Building an ML Ops platform at scale
Along with Eraneos, our data scientists and engineers built a comprehensive MLOps platform using Vertex AI which incorporated all the existing forecasting models and connected them to the data in our systems. This allows us to control and manage multiple models at the same time, which wasn’t an option that had been available to us previously. This has enabled us to develop advanced 24-hour forecasting models for our home markets of Germany and Belgium, with the possibility of extending these models to include each of Europe’s electricity market areas (which are called ‘bidding zones’ and are mostly aligned with national borders). This is very important because each bidding zone has such a diverse energy mix which cannot be easily incorporated into one single model. That's why being able to handle multiple models at the same time is so useful, since this allows us to produce much more accurate CO₂ intensity forecasts.
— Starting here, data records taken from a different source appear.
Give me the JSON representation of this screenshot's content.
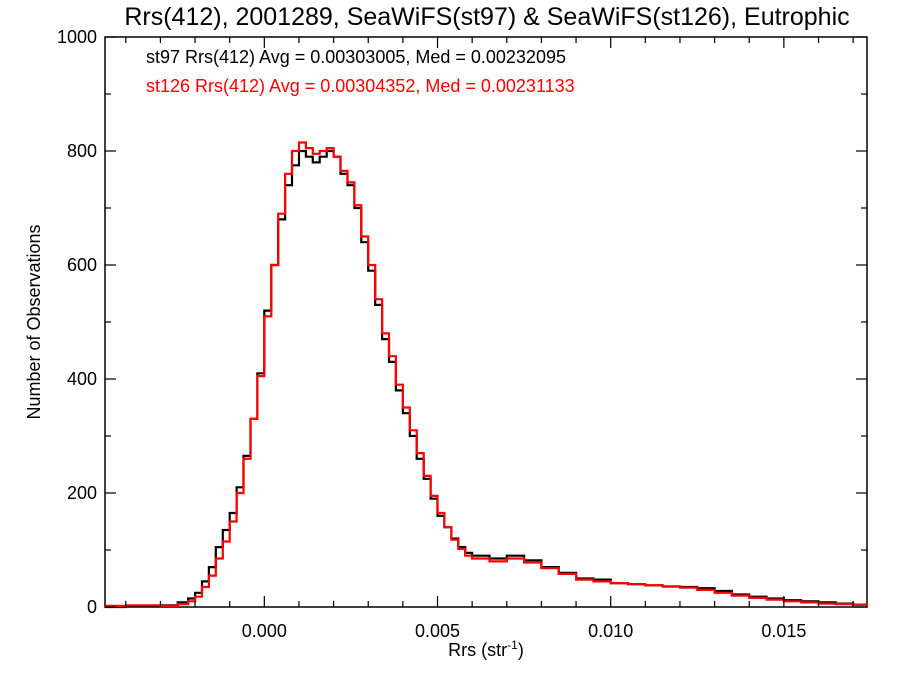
{
  "chart_data": {
    "type": "line",
    "title": "Rrs(412), 2001289, SeaWiFS(st97) & SeaWiFS(st126), Eutrophic",
    "xlabel_main": "Rrs (str",
    "xlabel_sup": "-1",
    "xlabel_close": ")",
    "ylabel": "Number of Observations",
    "xlim": [
      -0.0046,
      0.0174
    ],
    "ylim": [
      0,
      1000
    ],
    "x_ticks": [
      0.0,
      0.005,
      0.01,
      0.015
    ],
    "x_tick_labels": [
      "0.000",
      "0.005",
      "0.010",
      "0.015"
    ],
    "y_ticks": [
      0,
      200,
      400,
      600,
      800,
      1000
    ],
    "y_tick_labels": [
      "0",
      "200",
      "400",
      "600",
      "800",
      "1000"
    ],
    "grid": false,
    "annotations": [
      {
        "text": "st97 Rrs(412) Avg = 0.00303005, Med = 0.00232095",
        "color": "#000000"
      },
      {
        "text": "st126 Rrs(412) Avg = 0.00304352, Med = 0.00231133",
        "color": "#ff0000"
      }
    ],
    "series": [
      {
        "color": "#000000",
        "x": [
          -0.0046,
          -0.004,
          -0.003,
          -0.0025,
          -0.0022,
          -0.002,
          -0.0018,
          -0.0016,
          -0.0014,
          -0.0012,
          -0.001,
          -0.0008,
          -0.0006,
          -0.0004,
          -0.0002,
          0.0,
          0.0002,
          0.0004,
          0.0006,
          0.0008,
          0.001,
          0.0012,
          0.0014,
          0.0016,
          0.0018,
          0.002,
          0.0022,
          0.0024,
          0.0026,
          0.0028,
          0.003,
          0.0032,
          0.0034,
          0.0036,
          0.0038,
          0.004,
          0.0042,
          0.0044,
          0.0046,
          0.0048,
          0.005,
          0.0052,
          0.0054,
          0.0056,
          0.0058,
          0.006,
          0.0065,
          0.007,
          0.0075,
          0.008,
          0.0085,
          0.009,
          0.0095,
          0.01,
          0.0105,
          0.011,
          0.0115,
          0.012,
          0.0125,
          0.013,
          0.0135,
          0.014,
          0.0145,
          0.015,
          0.0155,
          0.016,
          0.0165,
          0.017,
          0.0174
        ],
        "y": [
          0,
          2,
          3,
          8,
          15,
          25,
          45,
          70,
          105,
          135,
          165,
          210,
          265,
          330,
          410,
          520,
          600,
          680,
          740,
          775,
          800,
          790,
          780,
          790,
          800,
          790,
          760,
          740,
          700,
          640,
          590,
          530,
          470,
          430,
          380,
          340,
          300,
          260,
          225,
          190,
          160,
          140,
          120,
          105,
          95,
          90,
          85,
          90,
          82,
          70,
          60,
          50,
          48,
          42,
          40,
          38,
          36,
          35,
          33,
          28,
          22,
          18,
          15,
          12,
          10,
          8,
          6,
          4,
          4
        ]
      },
      {
        "color": "#ff0000",
        "x": [
          -0.0046,
          -0.004,
          -0.003,
          -0.0025,
          -0.0022,
          -0.002,
          -0.0018,
          -0.0016,
          -0.0014,
          -0.0012,
          -0.001,
          -0.0008,
          -0.0006,
          -0.0004,
          -0.0002,
          0.0,
          0.0002,
          0.0004,
          0.0006,
          0.0008,
          0.001,
          0.0012,
          0.0014,
          0.0016,
          0.0018,
          0.002,
          0.0022,
          0.0024,
          0.0026,
          0.0028,
          0.003,
          0.0032,
          0.0034,
          0.0036,
          0.0038,
          0.004,
          0.0042,
          0.0044,
          0.0046,
          0.0048,
          0.005,
          0.0052,
          0.0054,
          0.0056,
          0.0058,
          0.006,
          0.0065,
          0.007,
          0.0075,
          0.008,
          0.0085,
          0.009,
          0.0095,
          0.01,
          0.0105,
          0.011,
          0.0115,
          0.012,
          0.0125,
          0.013,
          0.0135,
          0.014,
          0.0145,
          0.015,
          0.0155,
          0.016,
          0.0165,
          0.017,
          0.0174
        ],
        "y": [
          2,
          3,
          2,
          5,
          10,
          18,
          35,
          55,
          85,
          115,
          150,
          200,
          260,
          330,
          405,
          510,
          600,
          690,
          760,
          800,
          815,
          805,
          795,
          800,
          805,
          790,
          765,
          745,
          705,
          650,
          600,
          540,
          480,
          440,
          390,
          350,
          310,
          270,
          230,
          195,
          165,
          140,
          118,
          102,
          90,
          85,
          80,
          85,
          78,
          68,
          58,
          48,
          45,
          42,
          40,
          38,
          36,
          34,
          30,
          25,
          20,
          16,
          13,
          10,
          8,
          6,
          5,
          4,
          3
        ]
      }
    ]
  }
}
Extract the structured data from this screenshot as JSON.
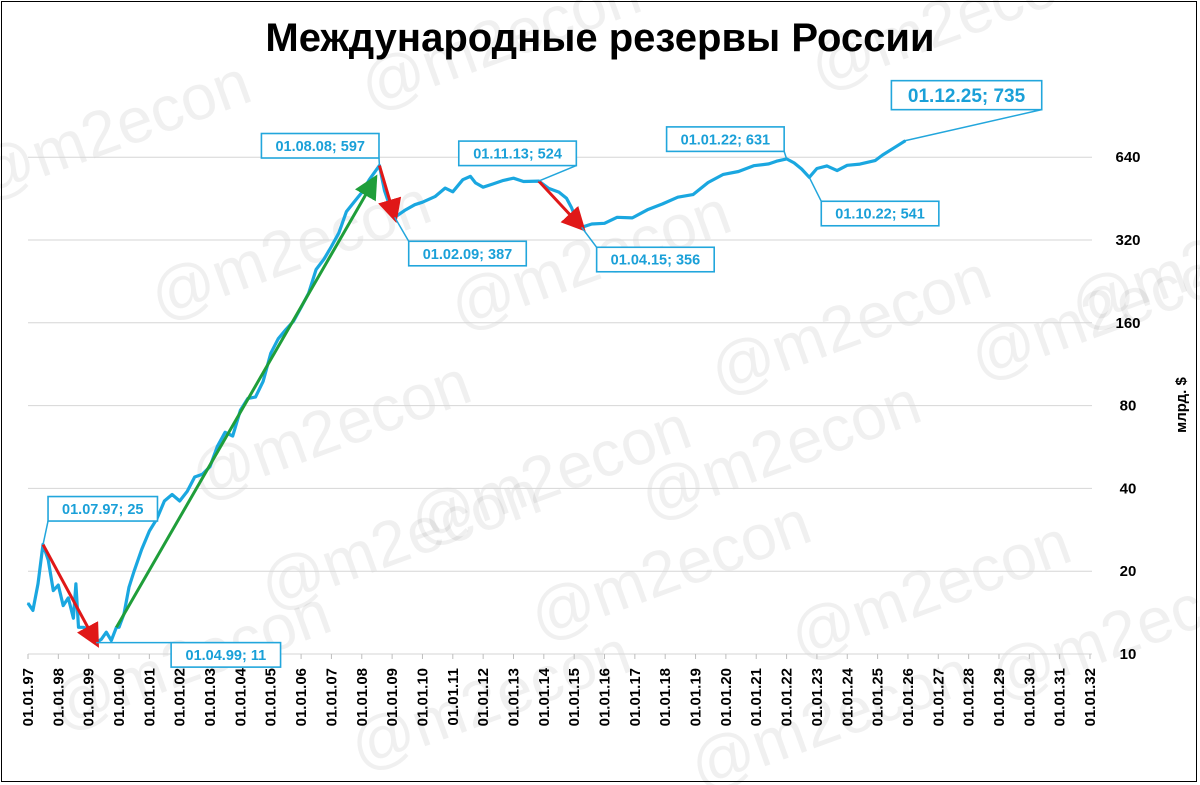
{
  "chart_data": {
    "type": "line",
    "title": "Международные резервы России",
    "ylabel": "млрд. $",
    "y_scale": "log2",
    "ylim": [
      10,
      900
    ],
    "y_ticks": [
      10,
      20,
      40,
      80,
      160,
      320,
      640
    ],
    "xlim": [
      "1997-01-01",
      "2032-01-01"
    ],
    "x_tick_labels": [
      "01.01.97",
      "01.01.98",
      "01.01.99",
      "01.01.00",
      "01.01.01",
      "01.01.02",
      "01.01.03",
      "01.01.04",
      "01.01.05",
      "01.01.06",
      "01.01.07",
      "01.01.08",
      "01.01.09",
      "01.01.10",
      "01.01.11",
      "01.01.12",
      "01.01.13",
      "01.01.14",
      "01.01.15",
      "01.01.16",
      "01.01.17",
      "01.01.18",
      "01.01.19",
      "01.01.20",
      "01.01.21",
      "01.01.22",
      "01.01.23",
      "01.01.24",
      "01.01.25",
      "01.01.26",
      "01.01.27",
      "01.01.28",
      "01.01.29",
      "01.01.30",
      "01.01.31",
      "01.01.32"
    ],
    "grid": true,
    "line_color": "#1aa7e0",
    "series": [
      {
        "points": [
          [
            "1997-01-01",
            15.3
          ],
          [
            "1997-03-01",
            14.4
          ],
          [
            "1997-05-01",
            18
          ],
          [
            "1997-07-01",
            25
          ],
          [
            "1997-09-01",
            22
          ],
          [
            "1997-11-01",
            17
          ],
          [
            "1998-01-01",
            17.8
          ],
          [
            "1998-03-01",
            15
          ],
          [
            "1998-05-01",
            16
          ],
          [
            "1998-07-01",
            13.5
          ],
          [
            "1998-08-01",
            18
          ],
          [
            "1998-09-01",
            12.5
          ],
          [
            "1998-11-01",
            12.5
          ],
          [
            "1999-01-01",
            12.2
          ],
          [
            "1999-04-01",
            11
          ],
          [
            "1999-06-01",
            11.3
          ],
          [
            "1999-08-01",
            12
          ],
          [
            "1999-10-01",
            11.2
          ],
          [
            "1999-12-01",
            12.5
          ],
          [
            "2000-01-01",
            12.5
          ],
          [
            "2000-03-01",
            14
          ],
          [
            "2000-05-01",
            17.5
          ],
          [
            "2000-07-01",
            20
          ],
          [
            "2000-10-01",
            24
          ],
          [
            "2001-01-01",
            28
          ],
          [
            "2001-04-01",
            31
          ],
          [
            "2001-07-01",
            36
          ],
          [
            "2001-10-01",
            38
          ],
          [
            "2002-01-01",
            36
          ],
          [
            "2002-04-01",
            39
          ],
          [
            "2002-07-01",
            44
          ],
          [
            "2002-10-01",
            45
          ],
          [
            "2003-01-01",
            48
          ],
          [
            "2003-04-01",
            57
          ],
          [
            "2003-07-01",
            64
          ],
          [
            "2003-10-01",
            62
          ],
          [
            "2004-01-01",
            77
          ],
          [
            "2004-04-01",
            85
          ],
          [
            "2004-07-01",
            86
          ],
          [
            "2004-10-01",
            98
          ],
          [
            "2005-01-01",
            124
          ],
          [
            "2005-04-01",
            140
          ],
          [
            "2005-07-01",
            151
          ],
          [
            "2005-10-01",
            162
          ],
          [
            "2006-01-01",
            182
          ],
          [
            "2006-04-01",
            205
          ],
          [
            "2006-07-01",
            250
          ],
          [
            "2006-10-01",
            272
          ],
          [
            "2007-01-01",
            303
          ],
          [
            "2007-04-01",
            340
          ],
          [
            "2007-07-01",
            406
          ],
          [
            "2007-10-01",
            440
          ],
          [
            "2008-01-01",
            476
          ],
          [
            "2008-04-01",
            530
          ],
          [
            "2008-08-01",
            597
          ],
          [
            "2008-10-01",
            484
          ],
          [
            "2008-12-01",
            427
          ],
          [
            "2009-02-01",
            387
          ],
          [
            "2009-06-01",
            410
          ],
          [
            "2009-10-01",
            430
          ],
          [
            "2010-01-01",
            439
          ],
          [
            "2010-06-01",
            460
          ],
          [
            "2010-10-01",
            494
          ],
          [
            "2011-01-01",
            479
          ],
          [
            "2011-05-01",
            530
          ],
          [
            "2011-08-01",
            545
          ],
          [
            "2011-10-01",
            516
          ],
          [
            "2012-01-01",
            498
          ],
          [
            "2012-05-01",
            512
          ],
          [
            "2012-09-01",
            527
          ],
          [
            "2013-01-01",
            537
          ],
          [
            "2013-05-01",
            522
          ],
          [
            "2013-11-01",
            524
          ],
          [
            "2014-03-01",
            493
          ],
          [
            "2014-07-01",
            478
          ],
          [
            "2014-10-01",
            454
          ],
          [
            "2014-12-01",
            419
          ],
          [
            "2015-02-01",
            376
          ],
          [
            "2015-04-01",
            356
          ],
          [
            "2015-08-01",
            366
          ],
          [
            "2016-01-01",
            368
          ],
          [
            "2016-06-01",
            387
          ],
          [
            "2016-12-01",
            385
          ],
          [
            "2017-06-01",
            412
          ],
          [
            "2017-12-01",
            433
          ],
          [
            "2018-06-01",
            458
          ],
          [
            "2018-12-01",
            468
          ],
          [
            "2019-06-01",
            518
          ],
          [
            "2019-12-01",
            554
          ],
          [
            "2020-06-01",
            568
          ],
          [
            "2020-12-01",
            596
          ],
          [
            "2021-06-01",
            605
          ],
          [
            "2021-09-01",
            619
          ],
          [
            "2022-01-01",
            631
          ],
          [
            "2022-04-01",
            610
          ],
          [
            "2022-07-01",
            580
          ],
          [
            "2022-10-01",
            541
          ],
          [
            "2023-01-01",
            582
          ],
          [
            "2023-05-01",
            595
          ],
          [
            "2023-09-01",
            572
          ],
          [
            "2024-01-01",
            598
          ],
          [
            "2024-06-01",
            604
          ],
          [
            "2024-12-01",
            622
          ],
          [
            "2025-03-01",
            652
          ],
          [
            "2025-07-01",
            687
          ],
          [
            "2025-12-01",
            735
          ]
        ]
      }
    ],
    "annotations": [
      {
        "label": "01.07.97; 25",
        "date": "1997-07-01",
        "value": 25
      },
      {
        "label": "01.04.99; 11",
        "date": "1999-04-01",
        "value": 11
      },
      {
        "label": "01.08.08; 597",
        "date": "2008-08-01",
        "value": 597
      },
      {
        "label": "01.02.09; 387",
        "date": "2009-02-01",
        "value": 387
      },
      {
        "label": "01.11.13; 524",
        "date": "2013-11-01",
        "value": 524
      },
      {
        "label": "01.04.15; 356",
        "date": "2015-04-01",
        "value": 356
      },
      {
        "label": "01.01.22; 631",
        "date": "2022-01-01",
        "value": 631
      },
      {
        "label": "01.10.22; 541",
        "date": "2022-10-01",
        "value": 541
      },
      {
        "label": "01.12.25; 735",
        "date": "2025-12-01",
        "value": 735
      }
    ],
    "trend_arrows": [
      {
        "from": [
          "1997-07-01",
          25
        ],
        "to": [
          "1999-04-01",
          11
        ],
        "color": "#e01818"
      },
      {
        "from": [
          "1999-12-01",
          12.5
        ],
        "to": [
          "2008-06-01",
          530
        ],
        "color": "#1f9e3a"
      },
      {
        "from": [
          "2008-08-01",
          597
        ],
        "to": [
          "2009-02-01",
          387
        ],
        "color": "#e01818"
      },
      {
        "from": [
          "2013-11-01",
          524
        ],
        "to": [
          "2015-04-01",
          356
        ],
        "color": "#e01818"
      }
    ],
    "watermark": "@m2econ"
  }
}
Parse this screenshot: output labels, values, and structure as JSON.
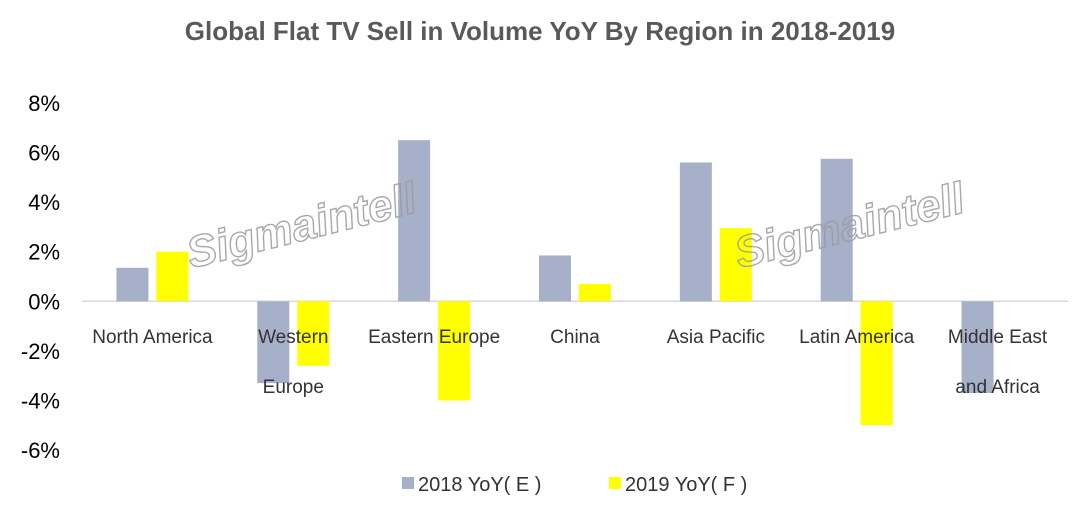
{
  "chart_data": {
    "type": "bar",
    "title": "Global Flat TV Sell in Volume YoY By Region in 2018-2019",
    "categories": [
      [
        "North America"
      ],
      [
        "Western",
        "Europe"
      ],
      [
        "Eastern Europe"
      ],
      [
        "China"
      ],
      [
        "Asia Pacific"
      ],
      [
        "Latin America"
      ],
      [
        "Middle East",
        "and Africa"
      ]
    ],
    "series": [
      {
        "name": "2018 YoY( E )",
        "color": "#a6b0c8",
        "values": [
          1.35,
          -3.3,
          6.5,
          1.85,
          5.6,
          5.75,
          -3.7
        ]
      },
      {
        "name": "2019 YoY( F )",
        "color": "#ffff00",
        "values": [
          2.0,
          -2.6,
          -4.0,
          0.7,
          2.95,
          -5.0,
          null
        ]
      }
    ],
    "yTicks": [
      "8%",
      "6%",
      "4%",
      "2%",
      "0%",
      "-2%",
      "-4%",
      "-6%"
    ],
    "ylim": [
      -6,
      8
    ],
    "ylabel": "",
    "xlabel": "",
    "legend_position": "bottom",
    "grid": false,
    "watermarks": [
      "Sigmaintell",
      "Sigmaintell"
    ],
    "colors": {
      "title": "#595959",
      "axis": "#d9d9d9",
      "text": "#333333"
    }
  }
}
Building this platform using Google Cloud was quick. We put together an initial model with our data scientists in a few weeks. By the end of 2023, we had a model that was as accurate as we could have imagined. We’d like to receive more feedback about how useful eCO₂grid is for our customers and we hope that, eventually, our forecasts will become the gold standard for Europe. We want companies who are producing sustainable products, whether that’s electric vehicles or heat pumps, to use our forecast data in their own systems via an API. Ultimately, we want to give everybody a better understanding of what kind of energy is produced where and what impact it has on the environment.